8. Koza

35.2K 2.5K 166
                                    


U dyrektora także nie obeszło się bez pyskowania z naszej strony przez co dyrektor się wkurzył.

-Zostajecie po lekcjach!- krzyczał dyrektor.

Spłynęło to po mnie jak woda po kaczce. Nadal miałam w głowie obraz miny dyrektora jak nauczycielka mu opowiadała całe zdarzenie. Byłam tym strasznie rozbawiona. Nadal jestem, ale już nie w takim stopniu.

-To możemy już iść na lekcje?- zapytał Jack.

-Tak możecie- zgodził się.

-No i zajebiście! Nara!- powiedziałam i wyszłam z sekretariatu.

-Panno Johns!- usłyszałam głos zirytowanego dyrektora.
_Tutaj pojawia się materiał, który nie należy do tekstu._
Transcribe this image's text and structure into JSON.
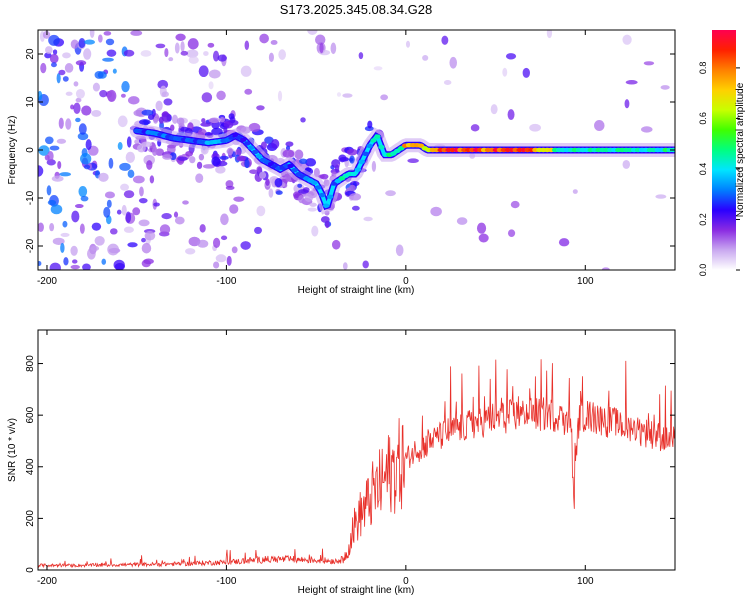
{
  "title": "S173.2025.345.08.34.G28",
  "colors": {
    "snr_line": "#e8302a",
    "axis": "#000000",
    "background": "#ffffff"
  },
  "chart_data": [
    {
      "type": "heatmap",
      "name": "spectrogram",
      "xlabel": "Height of straight line (km)",
      "ylabel": "Frequency (Hz)",
      "xlim": [
        -205,
        150
      ],
      "ylim": [
        -25,
        25
      ],
      "xticks": [
        -200,
        -100,
        0,
        100
      ],
      "yticks": [
        -20,
        -10,
        0,
        10,
        20
      ],
      "xtick_labels": [
        "-200",
        "-100",
        "0",
        "100"
      ],
      "ytick_labels": [
        "-20",
        "-10",
        "0",
        "10",
        "20"
      ],
      "colorbar": {
        "label": "Normalized spectral amplitude",
        "range": [
          0,
          0.95
        ],
        "ticks": [
          0.0,
          0.2,
          0.4,
          0.6,
          0.8
        ],
        "tick_labels": [
          "0.0",
          "0.2",
          "0.4",
          "0.6",
          "0.8"
        ],
        "colormap": [
          "#ffffff",
          "#c9a8f0",
          "#8a2be2",
          "#2a00ff",
          "#0080ff",
          "#00e5ff",
          "#00ff80",
          "#40ff00",
          "#c8ff00",
          "#ffd000",
          "#ff8000",
          "#ff2000",
          "#ff0050"
        ]
      },
      "signal_track": {
        "x": [
          -150,
          -140,
          -130,
          -120,
          -110,
          -100,
          -95,
          -90,
          -85,
          -80,
          -75,
          -70,
          -65,
          -60,
          -55,
          -50,
          -47,
          -44,
          -40,
          -36,
          -32,
          -28,
          -24,
          -20,
          -16,
          -12,
          -8,
          -4,
          0,
          4,
          8,
          12,
          16,
          20,
          30,
          40,
          60,
          80,
          85,
          90,
          95,
          100,
          120,
          150
        ],
        "freq_hz": [
          4,
          3.5,
          2.5,
          2,
          1.5,
          2,
          3,
          2,
          0,
          -2,
          -3,
          -4,
          -3,
          -5,
          -6,
          -7,
          -9,
          -12,
          -7,
          -6,
          -5,
          -5,
          -2,
          1,
          3,
          -1,
          -1,
          0,
          1,
          1,
          1,
          0,
          0,
          0,
          0,
          0,
          0,
          0,
          0,
          0,
          0,
          0,
          0,
          0
        ],
        "amplitude": [
          0.3,
          0.35,
          0.35,
          0.3,
          0.4,
          0.35,
          0.3,
          0.3,
          0.35,
          0.35,
          0.3,
          0.35,
          0.3,
          0.3,
          0.35,
          0.4,
          0.4,
          0.4,
          0.35,
          0.5,
          0.5,
          0.5,
          0.35,
          0.4,
          0.5,
          0.55,
          0.5,
          0.45,
          0.9,
          0.9,
          0.9,
          0.6,
          0.9,
          0.95,
          0.95,
          0.95,
          0.95,
          0.85,
          0.5,
          0.45,
          0.5,
          0.5,
          0.5,
          0.5
        ]
      }
    },
    {
      "type": "line",
      "name": "snr",
      "xlabel": "Height of straight line (km)",
      "ylabel": "SNR (10 * v/v)",
      "xlim": [
        -205,
        150
      ],
      "ylim": [
        0,
        930
      ],
      "xticks": [
        -200,
        -100,
        0,
        100
      ],
      "yticks": [
        0,
        200,
        400,
        600,
        800
      ],
      "xtick_labels": [
        "-200",
        "-100",
        "0",
        "100"
      ],
      "ytick_labels": [
        "0",
        "200",
        "400",
        "600",
        "800"
      ],
      "series": [
        {
          "name": "SNR",
          "color": "#e8302a",
          "x": [
            -205,
            -180,
            -160,
            -140,
            -120,
            -110,
            -100,
            -90,
            -80,
            -70,
            -60,
            -50,
            -40,
            -35,
            -32,
            -30,
            -28,
            -25,
            -22,
            -20,
            -18,
            -15,
            -12,
            -10,
            -5,
            0,
            5,
            10,
            15,
            20,
            25,
            30,
            35,
            40,
            45,
            50,
            55,
            60,
            65,
            70,
            75,
            80,
            85,
            90,
            92,
            93,
            94,
            95,
            97,
            100,
            105,
            110,
            115,
            120,
            125,
            130,
            135,
            140,
            145,
            150
          ],
          "base": [
            18,
            18,
            20,
            22,
            25,
            28,
            30,
            35,
            40,
            42,
            40,
            38,
            35,
            40,
            80,
            150,
            180,
            220,
            250,
            270,
            300,
            320,
            350,
            370,
            400,
            430,
            460,
            480,
            500,
            520,
            540,
            550,
            560,
            570,
            580,
            590,
            590,
            600,
            600,
            610,
            600,
            610,
            590,
            580,
            560,
            350,
            250,
            480,
            600,
            600,
            590,
            580,
            570,
            560,
            550,
            540,
            530,
            520,
            510,
            500
          ]
        }
      ]
    }
  ]
}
-Może mnie pan pocałować w dupę!- krzyknęłam i pokazałam mu środkowy palec. Szłam dalej, ale nagle poczułam jak ktoś łapie mnie za biodra.

-Jack! Puść mnie!- domyśliłam się, że to on.

-Nie- odpowiedział krótko.

-Bo?!- on mnie tak mega irytuje...

-To, że on nie skorzystał z propozycji nie znaczy, że ja nie skorzystam- uśmiechnął się czarująco.

-Hmm... Jack z tego co pamiętam, to ta propozycja nie była złożona tobie.

-Trudno. On nie skorzystał, ja skorzystam za niego- uśmiechnął się głupkowato.

-Jesteś nienormalny- splunęłam mu w twarz.

-Wow, wow. Co jest? Wymiękasz?

-Nie... Po prostu nie lubię takich parszywych ludzi jak ty.

-Ojj, skarbie...

-Nie mów do mnie skarbie i zabieraj łapska. Raczej nie chcesz mieć kłopotów- uśmiechnęłam się.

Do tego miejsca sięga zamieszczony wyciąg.